Are there fewer great pianists these days?

Posted by: netizen

Are there fewer great pianists these days? - 09/17/02 02:02 PM

In a reply to Martin Kettles' complaint, appearing in The Guardian, about the relatively boring performances served up by pianists nowadays (posted in an earlier thread started by AndrewG), Susan Tomes (pianist in the Florestan Trio) scratches out an interesting reply. She makes some interesting points, but is not, imo, entirely convincing. Brief excerpt:

"A live concert these days often serves just to back up what one already knows of a player through their recordings. Players themselves are conscious that they are known through their recordings and have to be recognisably like that: a vicious circle of "high standards" is created, which keeps out innovation."

Read the rest of it Online Here

Cheers, N
Posted by: Nina

Re: Are there fewer great pianists these days? - 09/17/02 06:27 PM

Hmmm, I just briefly glanced through the Guardian piece and I agree, it is interesting.

One thing I have often wondered is how much latitude an audience will give a performer to interpret a piece in their own way.
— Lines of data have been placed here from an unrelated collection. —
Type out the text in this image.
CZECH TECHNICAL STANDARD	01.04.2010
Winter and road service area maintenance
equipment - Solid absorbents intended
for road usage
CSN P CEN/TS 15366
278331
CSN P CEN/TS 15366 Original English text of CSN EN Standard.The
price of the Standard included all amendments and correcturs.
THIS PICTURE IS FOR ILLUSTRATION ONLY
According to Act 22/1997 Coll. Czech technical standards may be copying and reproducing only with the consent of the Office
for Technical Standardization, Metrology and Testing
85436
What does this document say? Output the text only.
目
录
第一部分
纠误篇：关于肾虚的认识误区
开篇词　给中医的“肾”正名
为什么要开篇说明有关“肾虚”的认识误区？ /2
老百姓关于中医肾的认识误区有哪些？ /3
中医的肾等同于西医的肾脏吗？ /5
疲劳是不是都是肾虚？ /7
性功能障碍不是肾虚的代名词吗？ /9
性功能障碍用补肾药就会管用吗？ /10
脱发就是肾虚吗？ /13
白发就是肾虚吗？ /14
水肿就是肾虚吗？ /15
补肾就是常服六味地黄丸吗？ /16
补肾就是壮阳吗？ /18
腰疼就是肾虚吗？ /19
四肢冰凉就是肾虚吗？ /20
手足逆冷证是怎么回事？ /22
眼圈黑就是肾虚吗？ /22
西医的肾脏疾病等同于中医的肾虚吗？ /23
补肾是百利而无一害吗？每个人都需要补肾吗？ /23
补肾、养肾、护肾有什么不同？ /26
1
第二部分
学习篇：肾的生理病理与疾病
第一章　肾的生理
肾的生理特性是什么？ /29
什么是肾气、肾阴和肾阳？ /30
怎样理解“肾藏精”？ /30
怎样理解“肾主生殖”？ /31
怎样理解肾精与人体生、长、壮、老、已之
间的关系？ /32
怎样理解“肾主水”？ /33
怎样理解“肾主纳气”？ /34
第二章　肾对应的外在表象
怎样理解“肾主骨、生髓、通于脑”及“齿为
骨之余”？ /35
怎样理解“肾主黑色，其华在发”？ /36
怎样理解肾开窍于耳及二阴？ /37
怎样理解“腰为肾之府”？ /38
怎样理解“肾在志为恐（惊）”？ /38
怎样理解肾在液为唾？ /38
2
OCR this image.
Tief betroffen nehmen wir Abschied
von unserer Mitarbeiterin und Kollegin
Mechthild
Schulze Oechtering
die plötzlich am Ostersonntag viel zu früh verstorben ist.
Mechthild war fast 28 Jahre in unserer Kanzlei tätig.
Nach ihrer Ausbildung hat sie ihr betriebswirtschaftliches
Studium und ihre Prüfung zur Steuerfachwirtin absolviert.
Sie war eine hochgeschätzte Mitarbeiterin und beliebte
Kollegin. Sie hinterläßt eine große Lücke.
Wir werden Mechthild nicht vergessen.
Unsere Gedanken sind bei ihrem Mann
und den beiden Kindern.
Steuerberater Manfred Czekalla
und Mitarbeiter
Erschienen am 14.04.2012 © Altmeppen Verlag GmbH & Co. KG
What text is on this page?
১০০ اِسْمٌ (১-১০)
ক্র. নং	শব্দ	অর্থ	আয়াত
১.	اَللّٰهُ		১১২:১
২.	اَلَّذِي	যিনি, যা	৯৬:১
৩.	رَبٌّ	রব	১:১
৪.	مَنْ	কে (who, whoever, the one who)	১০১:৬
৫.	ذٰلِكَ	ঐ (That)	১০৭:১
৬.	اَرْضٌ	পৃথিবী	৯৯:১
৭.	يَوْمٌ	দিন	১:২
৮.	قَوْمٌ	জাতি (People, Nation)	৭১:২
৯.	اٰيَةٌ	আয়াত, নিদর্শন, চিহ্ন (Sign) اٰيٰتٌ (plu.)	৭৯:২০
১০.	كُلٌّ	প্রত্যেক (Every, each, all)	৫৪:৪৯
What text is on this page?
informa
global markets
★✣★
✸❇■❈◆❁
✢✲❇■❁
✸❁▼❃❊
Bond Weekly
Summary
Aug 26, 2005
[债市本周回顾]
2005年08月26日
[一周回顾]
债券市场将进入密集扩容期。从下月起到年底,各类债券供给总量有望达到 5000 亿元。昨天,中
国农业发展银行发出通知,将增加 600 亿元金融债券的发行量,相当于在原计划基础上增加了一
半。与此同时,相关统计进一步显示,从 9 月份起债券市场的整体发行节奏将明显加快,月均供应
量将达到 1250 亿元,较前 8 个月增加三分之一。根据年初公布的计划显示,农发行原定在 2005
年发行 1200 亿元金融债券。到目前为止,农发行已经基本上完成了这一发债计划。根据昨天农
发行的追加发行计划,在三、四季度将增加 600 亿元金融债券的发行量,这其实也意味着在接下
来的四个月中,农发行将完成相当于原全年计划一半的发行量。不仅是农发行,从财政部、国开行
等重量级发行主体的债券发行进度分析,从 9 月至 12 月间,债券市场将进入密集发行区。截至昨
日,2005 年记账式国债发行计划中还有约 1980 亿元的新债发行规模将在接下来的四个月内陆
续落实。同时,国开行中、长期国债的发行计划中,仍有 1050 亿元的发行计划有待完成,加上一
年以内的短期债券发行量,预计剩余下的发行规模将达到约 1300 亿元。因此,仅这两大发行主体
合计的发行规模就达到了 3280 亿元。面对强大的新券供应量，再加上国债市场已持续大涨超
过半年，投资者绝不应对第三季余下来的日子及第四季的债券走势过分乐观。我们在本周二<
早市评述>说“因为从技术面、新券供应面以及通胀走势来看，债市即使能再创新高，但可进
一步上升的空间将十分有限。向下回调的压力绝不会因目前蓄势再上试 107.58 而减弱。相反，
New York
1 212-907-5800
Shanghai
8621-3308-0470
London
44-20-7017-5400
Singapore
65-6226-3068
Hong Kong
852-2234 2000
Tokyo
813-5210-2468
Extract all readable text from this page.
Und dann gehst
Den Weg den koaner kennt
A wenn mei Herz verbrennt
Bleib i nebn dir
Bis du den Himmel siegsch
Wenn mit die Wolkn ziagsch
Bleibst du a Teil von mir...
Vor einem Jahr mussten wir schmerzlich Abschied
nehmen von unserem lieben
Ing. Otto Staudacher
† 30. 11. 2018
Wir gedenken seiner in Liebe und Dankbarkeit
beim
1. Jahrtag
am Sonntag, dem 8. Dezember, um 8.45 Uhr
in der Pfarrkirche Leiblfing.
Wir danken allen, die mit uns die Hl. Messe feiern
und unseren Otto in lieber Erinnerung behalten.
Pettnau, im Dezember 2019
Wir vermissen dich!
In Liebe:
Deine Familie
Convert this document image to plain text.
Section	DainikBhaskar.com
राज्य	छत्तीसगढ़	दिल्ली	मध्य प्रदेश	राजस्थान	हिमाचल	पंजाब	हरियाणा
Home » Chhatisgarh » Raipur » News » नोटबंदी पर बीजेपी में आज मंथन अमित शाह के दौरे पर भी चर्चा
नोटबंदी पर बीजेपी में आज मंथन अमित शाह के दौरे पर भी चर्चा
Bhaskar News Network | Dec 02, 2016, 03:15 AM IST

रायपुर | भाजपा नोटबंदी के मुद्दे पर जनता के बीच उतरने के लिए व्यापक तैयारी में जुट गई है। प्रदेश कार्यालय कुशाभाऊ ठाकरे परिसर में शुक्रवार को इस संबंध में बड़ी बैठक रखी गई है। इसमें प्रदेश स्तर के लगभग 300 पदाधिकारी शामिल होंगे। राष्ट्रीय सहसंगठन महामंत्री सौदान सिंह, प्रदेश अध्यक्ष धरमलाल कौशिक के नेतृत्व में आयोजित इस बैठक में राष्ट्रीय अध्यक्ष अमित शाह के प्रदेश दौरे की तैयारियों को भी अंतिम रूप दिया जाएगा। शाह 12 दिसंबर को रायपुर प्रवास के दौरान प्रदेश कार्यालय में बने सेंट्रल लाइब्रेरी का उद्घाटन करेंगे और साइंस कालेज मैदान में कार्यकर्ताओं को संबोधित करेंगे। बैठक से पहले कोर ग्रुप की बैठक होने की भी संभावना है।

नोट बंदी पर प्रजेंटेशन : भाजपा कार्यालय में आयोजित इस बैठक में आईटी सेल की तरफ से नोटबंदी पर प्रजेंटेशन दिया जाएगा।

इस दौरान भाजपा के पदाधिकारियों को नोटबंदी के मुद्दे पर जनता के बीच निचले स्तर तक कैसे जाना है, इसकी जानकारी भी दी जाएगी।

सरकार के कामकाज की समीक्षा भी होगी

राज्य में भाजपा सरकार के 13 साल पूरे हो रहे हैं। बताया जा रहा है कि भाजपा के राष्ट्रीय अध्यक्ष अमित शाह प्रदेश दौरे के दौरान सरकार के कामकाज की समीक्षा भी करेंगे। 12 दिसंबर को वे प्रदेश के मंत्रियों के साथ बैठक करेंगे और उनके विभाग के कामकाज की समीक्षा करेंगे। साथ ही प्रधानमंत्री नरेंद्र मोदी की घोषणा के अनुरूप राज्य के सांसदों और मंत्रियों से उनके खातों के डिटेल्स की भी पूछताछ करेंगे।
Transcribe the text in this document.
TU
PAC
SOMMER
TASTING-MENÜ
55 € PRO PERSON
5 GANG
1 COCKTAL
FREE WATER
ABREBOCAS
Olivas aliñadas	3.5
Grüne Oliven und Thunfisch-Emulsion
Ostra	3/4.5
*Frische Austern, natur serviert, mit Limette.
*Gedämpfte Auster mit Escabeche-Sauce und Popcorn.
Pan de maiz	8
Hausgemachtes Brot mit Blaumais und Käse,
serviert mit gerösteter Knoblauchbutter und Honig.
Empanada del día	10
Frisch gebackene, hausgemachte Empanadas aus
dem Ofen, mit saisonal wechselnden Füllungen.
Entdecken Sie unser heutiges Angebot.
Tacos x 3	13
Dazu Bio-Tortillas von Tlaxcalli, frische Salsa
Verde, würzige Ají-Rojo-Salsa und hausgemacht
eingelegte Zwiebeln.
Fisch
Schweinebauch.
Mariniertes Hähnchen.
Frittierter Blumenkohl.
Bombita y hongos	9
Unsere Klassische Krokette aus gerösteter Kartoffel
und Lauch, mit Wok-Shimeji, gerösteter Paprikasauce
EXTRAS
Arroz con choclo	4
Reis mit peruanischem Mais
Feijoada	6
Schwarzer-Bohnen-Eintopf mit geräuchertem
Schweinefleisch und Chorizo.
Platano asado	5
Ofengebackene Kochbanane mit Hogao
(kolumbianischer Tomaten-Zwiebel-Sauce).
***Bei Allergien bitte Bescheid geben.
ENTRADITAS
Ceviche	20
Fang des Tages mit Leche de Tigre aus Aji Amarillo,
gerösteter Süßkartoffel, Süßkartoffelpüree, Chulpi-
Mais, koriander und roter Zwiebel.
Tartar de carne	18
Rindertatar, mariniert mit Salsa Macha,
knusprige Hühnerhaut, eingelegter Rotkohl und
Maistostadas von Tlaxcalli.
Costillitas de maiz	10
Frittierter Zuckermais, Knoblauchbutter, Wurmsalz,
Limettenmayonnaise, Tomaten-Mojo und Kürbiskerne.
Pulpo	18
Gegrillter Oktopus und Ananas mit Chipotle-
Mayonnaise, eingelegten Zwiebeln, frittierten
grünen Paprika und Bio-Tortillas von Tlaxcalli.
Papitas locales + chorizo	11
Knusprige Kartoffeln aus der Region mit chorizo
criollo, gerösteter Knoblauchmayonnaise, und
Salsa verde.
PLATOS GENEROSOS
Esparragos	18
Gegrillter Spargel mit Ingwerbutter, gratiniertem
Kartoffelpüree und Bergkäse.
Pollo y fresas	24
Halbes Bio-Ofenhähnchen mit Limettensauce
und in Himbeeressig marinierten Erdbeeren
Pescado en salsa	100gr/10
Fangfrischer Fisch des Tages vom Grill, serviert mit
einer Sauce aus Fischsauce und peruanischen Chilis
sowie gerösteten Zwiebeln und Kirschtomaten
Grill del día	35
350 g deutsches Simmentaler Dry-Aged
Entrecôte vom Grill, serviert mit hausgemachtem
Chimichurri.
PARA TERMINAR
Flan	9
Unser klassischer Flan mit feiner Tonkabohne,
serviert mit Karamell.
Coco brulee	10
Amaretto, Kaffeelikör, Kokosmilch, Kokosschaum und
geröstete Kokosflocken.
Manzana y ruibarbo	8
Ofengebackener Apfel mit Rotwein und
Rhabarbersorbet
For instance, if one grew up hearing Rubinstein's version of the Chopin Ballades (true enough in my case), will one be uncomfortable and/or unappreciative if hearing another pianist who doesn't play them in the same way? ... and is it even possible to reproduce a studio performance (cutting, splicing and other studio magic) on stage?

I suspect that audiences may have difficulty when the performance doesn't "match" their expectations from their latest CD. (And, BTW, I think those of us with multiple versions of the same music played by different musicians are a tiny minority...).

... And, giving the competition for increasingly fewer concert-goers and classical music buyers, perhaps it's just too risky for many of today's performers to try anything new?